Federal employees must pay for congressional excesses not once, but twice. We are required to avoid honoraria but without the 25 percent pay raise our bosses voted themselves. Most members of this Congress may convert their campaign funds into private fortunes. And the next Congress will likely hold our jobs hostage come next October. It's funny. Congress misbehaved, and federal employees are punished.

David Gerstman


Homeless spiral

I take issue with a recent article about the increasing homeless problem in Baltimore because people are unable to pay the high rents. The article stated that the average Baltimore rental is over $500 per month.

The article gave the impression that the culprit for this situation is the greedy landlord. But the real culprit for this situation is Baltimore city and the tax assessors. Property taxes in Baltimore have risen so high that the landlord has to pass it on to the tenants. Not only can Baltimore city claim the dubious distinction of having one of the highest rates in the country, but the 4 percent cap on assessments that Mayor Schmoke and the City Council just passed affects only homeowners, not apartment dwellers.

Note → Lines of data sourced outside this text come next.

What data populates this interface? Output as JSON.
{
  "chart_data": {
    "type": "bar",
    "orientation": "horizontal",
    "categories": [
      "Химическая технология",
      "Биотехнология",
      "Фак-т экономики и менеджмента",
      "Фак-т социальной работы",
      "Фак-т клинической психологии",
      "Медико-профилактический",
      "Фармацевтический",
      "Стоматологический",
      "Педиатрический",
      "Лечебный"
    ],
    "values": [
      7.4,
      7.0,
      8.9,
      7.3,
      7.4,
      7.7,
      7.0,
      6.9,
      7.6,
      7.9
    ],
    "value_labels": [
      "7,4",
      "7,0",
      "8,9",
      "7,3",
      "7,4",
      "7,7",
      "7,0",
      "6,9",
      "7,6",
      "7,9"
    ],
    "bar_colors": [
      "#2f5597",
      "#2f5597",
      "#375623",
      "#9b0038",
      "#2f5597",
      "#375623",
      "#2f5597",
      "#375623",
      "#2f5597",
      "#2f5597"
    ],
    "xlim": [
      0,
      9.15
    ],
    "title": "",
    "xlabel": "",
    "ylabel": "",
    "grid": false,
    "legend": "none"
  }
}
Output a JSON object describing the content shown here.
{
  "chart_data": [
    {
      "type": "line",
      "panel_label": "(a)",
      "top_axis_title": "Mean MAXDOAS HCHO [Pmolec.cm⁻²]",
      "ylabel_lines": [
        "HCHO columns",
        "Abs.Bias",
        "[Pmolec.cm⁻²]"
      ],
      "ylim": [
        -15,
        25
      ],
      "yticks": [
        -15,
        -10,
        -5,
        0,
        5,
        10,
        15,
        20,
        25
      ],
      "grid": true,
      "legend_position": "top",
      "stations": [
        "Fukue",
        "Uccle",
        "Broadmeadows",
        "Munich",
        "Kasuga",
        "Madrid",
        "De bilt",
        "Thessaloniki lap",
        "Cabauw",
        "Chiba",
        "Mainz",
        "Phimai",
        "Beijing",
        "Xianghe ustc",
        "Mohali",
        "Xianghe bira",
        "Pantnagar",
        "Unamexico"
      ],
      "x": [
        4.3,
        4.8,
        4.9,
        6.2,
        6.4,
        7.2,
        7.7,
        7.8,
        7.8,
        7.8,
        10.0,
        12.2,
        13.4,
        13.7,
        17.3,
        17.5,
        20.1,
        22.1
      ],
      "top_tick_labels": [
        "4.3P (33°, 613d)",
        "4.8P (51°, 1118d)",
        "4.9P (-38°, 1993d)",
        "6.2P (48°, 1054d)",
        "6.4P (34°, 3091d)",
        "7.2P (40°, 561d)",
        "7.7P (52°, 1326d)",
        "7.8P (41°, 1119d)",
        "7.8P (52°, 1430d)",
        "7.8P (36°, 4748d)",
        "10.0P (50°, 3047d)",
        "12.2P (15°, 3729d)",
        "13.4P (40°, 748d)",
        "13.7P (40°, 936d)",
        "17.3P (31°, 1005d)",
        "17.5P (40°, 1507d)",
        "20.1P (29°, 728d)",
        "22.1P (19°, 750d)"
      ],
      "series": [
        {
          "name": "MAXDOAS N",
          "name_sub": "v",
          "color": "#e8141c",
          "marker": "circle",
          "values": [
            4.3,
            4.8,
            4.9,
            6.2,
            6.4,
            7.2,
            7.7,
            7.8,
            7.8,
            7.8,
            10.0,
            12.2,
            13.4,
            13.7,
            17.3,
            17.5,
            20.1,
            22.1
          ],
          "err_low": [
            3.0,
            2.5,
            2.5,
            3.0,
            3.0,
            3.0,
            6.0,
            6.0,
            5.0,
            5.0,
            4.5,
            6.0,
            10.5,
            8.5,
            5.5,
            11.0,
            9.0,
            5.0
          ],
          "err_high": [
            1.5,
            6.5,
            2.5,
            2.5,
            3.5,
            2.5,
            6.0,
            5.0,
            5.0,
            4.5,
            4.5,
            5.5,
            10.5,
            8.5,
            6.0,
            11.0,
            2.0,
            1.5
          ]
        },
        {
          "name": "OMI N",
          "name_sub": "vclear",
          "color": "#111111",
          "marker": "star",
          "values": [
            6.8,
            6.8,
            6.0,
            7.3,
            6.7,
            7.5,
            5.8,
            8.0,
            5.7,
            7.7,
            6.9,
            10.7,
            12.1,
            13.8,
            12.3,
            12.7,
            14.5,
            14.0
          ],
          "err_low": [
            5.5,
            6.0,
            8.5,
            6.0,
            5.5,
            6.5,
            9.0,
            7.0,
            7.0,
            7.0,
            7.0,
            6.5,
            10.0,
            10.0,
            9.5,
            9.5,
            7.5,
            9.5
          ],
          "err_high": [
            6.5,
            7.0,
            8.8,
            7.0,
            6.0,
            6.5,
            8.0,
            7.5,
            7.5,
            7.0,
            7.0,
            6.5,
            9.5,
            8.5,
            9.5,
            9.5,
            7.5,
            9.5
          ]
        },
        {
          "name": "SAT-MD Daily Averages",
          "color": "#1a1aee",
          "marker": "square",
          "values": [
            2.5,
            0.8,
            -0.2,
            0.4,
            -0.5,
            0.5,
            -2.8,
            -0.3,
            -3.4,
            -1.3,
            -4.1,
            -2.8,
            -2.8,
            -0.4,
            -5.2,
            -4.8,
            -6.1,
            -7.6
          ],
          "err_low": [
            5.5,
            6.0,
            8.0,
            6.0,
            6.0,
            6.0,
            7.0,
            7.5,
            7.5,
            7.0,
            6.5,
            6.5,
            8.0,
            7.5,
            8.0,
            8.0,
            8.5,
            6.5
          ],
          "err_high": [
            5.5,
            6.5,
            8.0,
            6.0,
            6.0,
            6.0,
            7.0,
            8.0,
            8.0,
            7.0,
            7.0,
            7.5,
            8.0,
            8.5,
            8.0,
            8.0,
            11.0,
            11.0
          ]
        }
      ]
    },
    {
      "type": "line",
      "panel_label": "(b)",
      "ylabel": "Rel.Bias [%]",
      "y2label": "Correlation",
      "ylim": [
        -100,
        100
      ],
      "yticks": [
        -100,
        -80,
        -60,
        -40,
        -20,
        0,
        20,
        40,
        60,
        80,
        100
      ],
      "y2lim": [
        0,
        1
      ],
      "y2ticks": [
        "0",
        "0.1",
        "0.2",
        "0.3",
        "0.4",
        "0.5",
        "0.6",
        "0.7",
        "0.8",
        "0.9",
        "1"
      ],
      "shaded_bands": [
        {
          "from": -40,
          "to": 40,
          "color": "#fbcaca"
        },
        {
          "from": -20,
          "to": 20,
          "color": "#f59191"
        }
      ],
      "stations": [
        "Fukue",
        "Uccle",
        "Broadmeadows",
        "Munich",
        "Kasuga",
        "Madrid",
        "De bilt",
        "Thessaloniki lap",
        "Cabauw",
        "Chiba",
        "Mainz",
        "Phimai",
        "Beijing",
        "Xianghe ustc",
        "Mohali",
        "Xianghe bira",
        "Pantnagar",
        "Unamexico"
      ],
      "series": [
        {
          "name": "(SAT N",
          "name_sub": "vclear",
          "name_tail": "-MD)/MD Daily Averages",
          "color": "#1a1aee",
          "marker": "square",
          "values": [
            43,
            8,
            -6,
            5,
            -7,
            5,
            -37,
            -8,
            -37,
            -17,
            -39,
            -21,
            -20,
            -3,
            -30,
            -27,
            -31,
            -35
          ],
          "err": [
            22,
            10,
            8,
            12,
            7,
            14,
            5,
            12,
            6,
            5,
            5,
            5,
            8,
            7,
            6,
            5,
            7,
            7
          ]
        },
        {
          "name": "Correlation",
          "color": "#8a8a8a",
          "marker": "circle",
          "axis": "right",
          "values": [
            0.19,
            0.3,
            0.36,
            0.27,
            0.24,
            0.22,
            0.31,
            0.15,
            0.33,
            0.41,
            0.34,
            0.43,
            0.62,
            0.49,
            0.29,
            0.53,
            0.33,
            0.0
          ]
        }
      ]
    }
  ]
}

City officials should open their eyes to the fact that the more people we force out in the streets, the bigger the drain on city resources.

Emmaniol Kalathas


Insurance reform

It is interesting to note that City Council President Mary Pat Clarke has not called for Atty. Gen. Curran's resignation even though he, like state Insurance Commissioner Donaho, concluded that Maryland's insurance code permits insurance companies to use geographic location as a legitimate automobile insurance rating factor.

Perhaps Ms. Clarke will now support meaningful insurance cost reductions, through no-fault and medical-cost containment, which will truly help to stabilize and lower automobile insurance costs, rather than seeking to have suburban and rural Maryland citizens subsidize the insurance costs of Baltimore city's drivers.

John A. Andryszak


The writer is vice president of U.S. Fidelity and Guaranty Company, government and industry affairs department.